Research Claims That Midnight Eating May Increase Heart Disease, Diabetes Risk

Eating late at night can negatively effect fat metabolism and hormonal markers implicated in heart disease, diabetes and other health problems, a new study warns.

Compared to eating earlier in the day, prolonged delayed eating can increase weight, insulin and cholesterol levels, researchers said.

Namni Goel Associate Professor, University of Pennsylvania (UPenn)

“Eating later can promote a negative profile of weight, energy, and hormone markers – such as higher glucose and insulin, which are implicated in diabetes, and cholesterol and triglycerides, which are linked with cardiovascular problems and other health conditions.”

Researchers found that when participants ate later, compared to the daytime condition, weight increased. Respiratory quotient, i.e. the ratio of carbon dioxide produced by the body to oxygen consumed by the body that indicates which macronutrients are being metabolised, also rose during the delayed eating condition, indicating later eating led to metabolising fewer lipids and more carbs. The team found that a series of other measures reflecting negative metabolic profiles increased in the delayed condition, including insulin, fasting glucose, cholesterol, and triglyceride levels.

Researchers analysed nine healthy weight adults who underwent two conditions, one of daytime eating (i.e. three meals and two snacks between 8 am and 7 pm) for eight weeks and another of delayed eating (i.e. three meals and two snacks eating from noon to 11 pm) for eight weeks. There was a two-week washout period between conditions to make sure there was no carry over effect. The sleep period was held constant, between 11 pm to 9 am.

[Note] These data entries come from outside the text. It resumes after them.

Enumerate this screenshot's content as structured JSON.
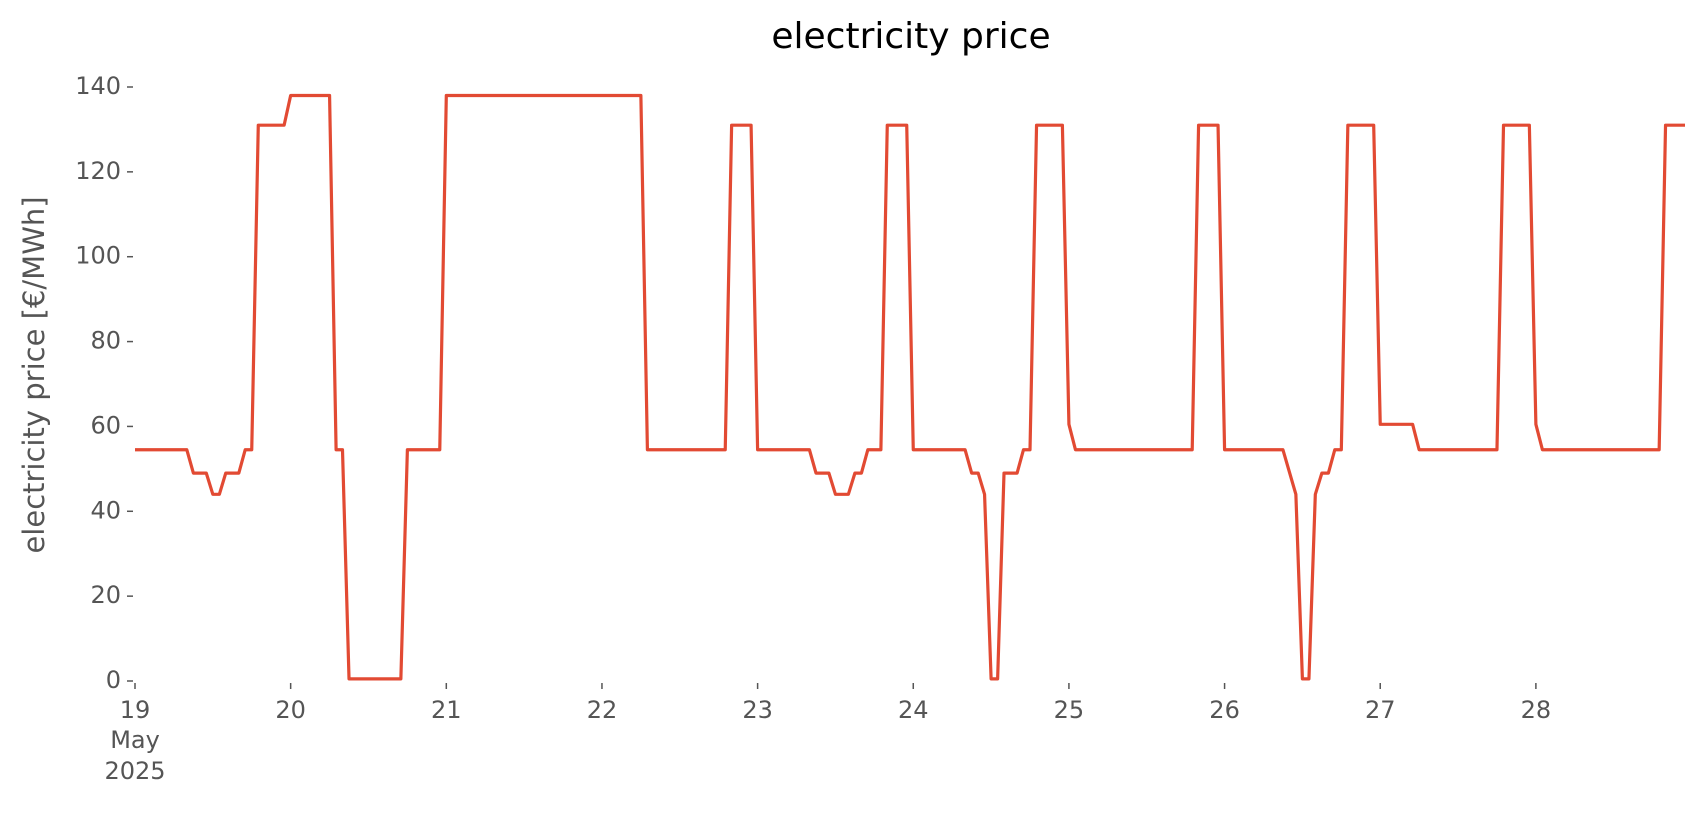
{
  "chart_data": {
    "type": "line",
    "title": "electricity price",
    "y_label": "electricity price [€/MWh]",
    "x_sublabels": [
      "May",
      "2025"
    ],
    "xlim": [
      19,
      28.958
    ],
    "xticks": [
      19,
      20,
      21,
      22,
      23,
      24,
      25,
      26,
      27,
      28
    ],
    "ylim": [
      0,
      140
    ],
    "yticks": [
      0,
      20,
      40,
      60,
      80,
      100,
      120,
      140
    ],
    "grid": false,
    "series": [
      {
        "color": "#E24A33",
        "x": [
          19,
          19.333,
          19.375,
          19.458,
          19.5,
          19.542,
          19.583,
          19.667,
          19.708,
          19.75,
          19.792,
          19.958,
          20.0,
          20.25,
          20.292,
          20.333,
          20.375,
          20.708,
          20.75,
          20.958,
          21.0,
          22.25,
          22.292,
          22.792,
          22.833,
          22.958,
          23.0,
          23.333,
          23.375,
          23.458,
          23.5,
          23.583,
          23.625,
          23.667,
          23.708,
          23.792,
          23.833,
          23.958,
          24.0,
          24.333,
          24.375,
          24.417,
          24.458,
          24.5,
          24.542,
          24.583,
          24.667,
          24.708,
          24.75,
          24.792,
          24.958,
          25.0,
          25.042,
          25.792,
          25.833,
          25.958,
          26.0,
          26.375,
          26.458,
          26.5,
          26.542,
          26.583,
          26.625,
          26.667,
          26.708,
          26.75,
          26.792,
          26.958,
          27.0,
          27.208,
          27.25,
          27.75,
          27.792,
          27.958,
          28.0,
          28.042,
          28.792,
          28.833,
          28.958
        ],
        "values": [
          54.5,
          54.5,
          49,
          49,
          44,
          44,
          49,
          49,
          54.5,
          54.5,
          131,
          131,
          138,
          138,
          54.5,
          54.5,
          0.5,
          0.5,
          54.5,
          54.5,
          138,
          138,
          54.5,
          54.5,
          131,
          131,
          54.5,
          54.5,
          49,
          49,
          44,
          44,
          49,
          49,
          54.5,
          54.5,
          131,
          131,
          54.5,
          54.5,
          49,
          49,
          44,
          0.5,
          0.5,
          49,
          49,
          54.5,
          54.5,
          131,
          131,
          60.5,
          54.5,
          54.5,
          131,
          131,
          54.5,
          54.5,
          44,
          0.5,
          0.5,
          44,
          49,
          49,
          54.5,
          54.5,
          131,
          131,
          60.5,
          60.5,
          54.5,
          54.5,
          131,
          131,
          60.5,
          54.5,
          54.5,
          131,
          131
        ]
      }
    ]
  }
}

Researchers drew blood at the beginning, after the first eating condition, after the two-week washout, and after the second eating condition to get metabolic measures of the participants. This allowed the team to measure changes in weight, metabolism and energy used, and made sure the two week washout allowed all measures to return to baseline before the next condition. They also found that during daytime eating condition, the hormone ghrelin, which stimulates appetite, peaked earlier in the daytime, while leptin, which keeps you satiated, peaked later, suggesting that the participants received cues to eat earlier, and eating earlier likely helped them to stay satiated longer.

This suggests that eating earlier may help prevent overeating in the evening and at night. As sleep-wake cycles were constant, melatonin levels remained constant in both groups. “While lifestyle change is never easy, these findings suggest that eating earlier in the day may be worth the effort to help prevent these detrimental chronic health effects,” said Kelly Allison, associate professor at UPenn.